Czego się dowiesz:
- Co było przyczyną śmierci 7-letniej dziewczynki w gminie Barczewo?
- Jakie psy były zamieszane w tragiczne zdarzenie?
- Jakie działania podjęła policja i prokuratura w związku z tragedią?
- Czy w wyniku zdarzenia postawiono jakieś zarzuty?

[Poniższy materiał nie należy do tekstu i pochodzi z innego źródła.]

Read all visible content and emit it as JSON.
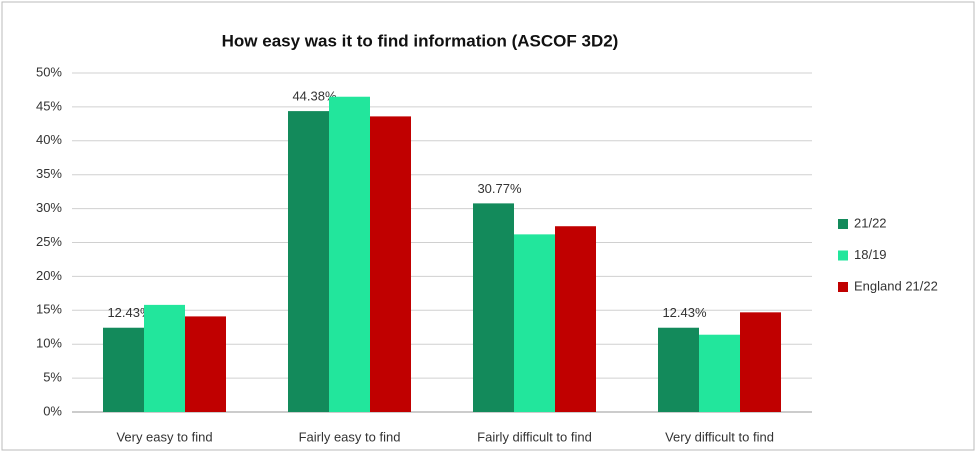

- Jakie środki zapobiegawcze podjęto w stosunku do pozostałych psów z hodowli?
Szczegóły zdarzenia
Zgodnie z informacjami przekazanymi przez asp. szt. Rafała Jackowskiego, tragedia miała miejsce w hodowli psów, gdzie mieszkały dogi niemieckie oraz buldogi francuskie. 7-letnia Natalia, która nie mieszkała na posesji, była tam jako gość. Dziewczynka, znająca psy, miała weszła do kojca, co skończyło się tragicznie. Na miejscu pracowała grupa operacyjno-procesowa policji pod nadzorem prokuratora.
Reakcja służb
Śledczy zabezpieczyli dokumenty potwierdzające legalność hodowli oraz historię leczenia i szczepień zwierząt. Sześć dogów niemieckich zostało umieszczonych w schronisku, gdzie czekają na decyzje prokuratora. Prokurator Daniel Brodowski podkreślił, że prowadzone śledztwo skupia się na możliwym zaniechaniu opieki nad dzieckiem, jednak dotychczas nikomu nie postawiono zarzutów.
Bezpośrednie konsekwencje
W wyniku zdarzenia przeprowadzono sekcję zwłok, która miała pomóc w ustaleniu dokładnych przyczyn śmierci dziewczynki. Lokalna społeczność, w rozmowach z dziennikarzem "Faktu", podkreślała, że psy z hodowli nigdy wcześniej nie sprawiały problemów.
Tragiczne zdarzenie w gminie Barczewo wzburzyło lokalną społeczność i zwróciło uwagę na kwestie bezpieczeństwa w hodowlach psów. Oczekuje się dalszych informacji od śledczych, które mogą rzucić nowe światło na okoliczności tego dramatu.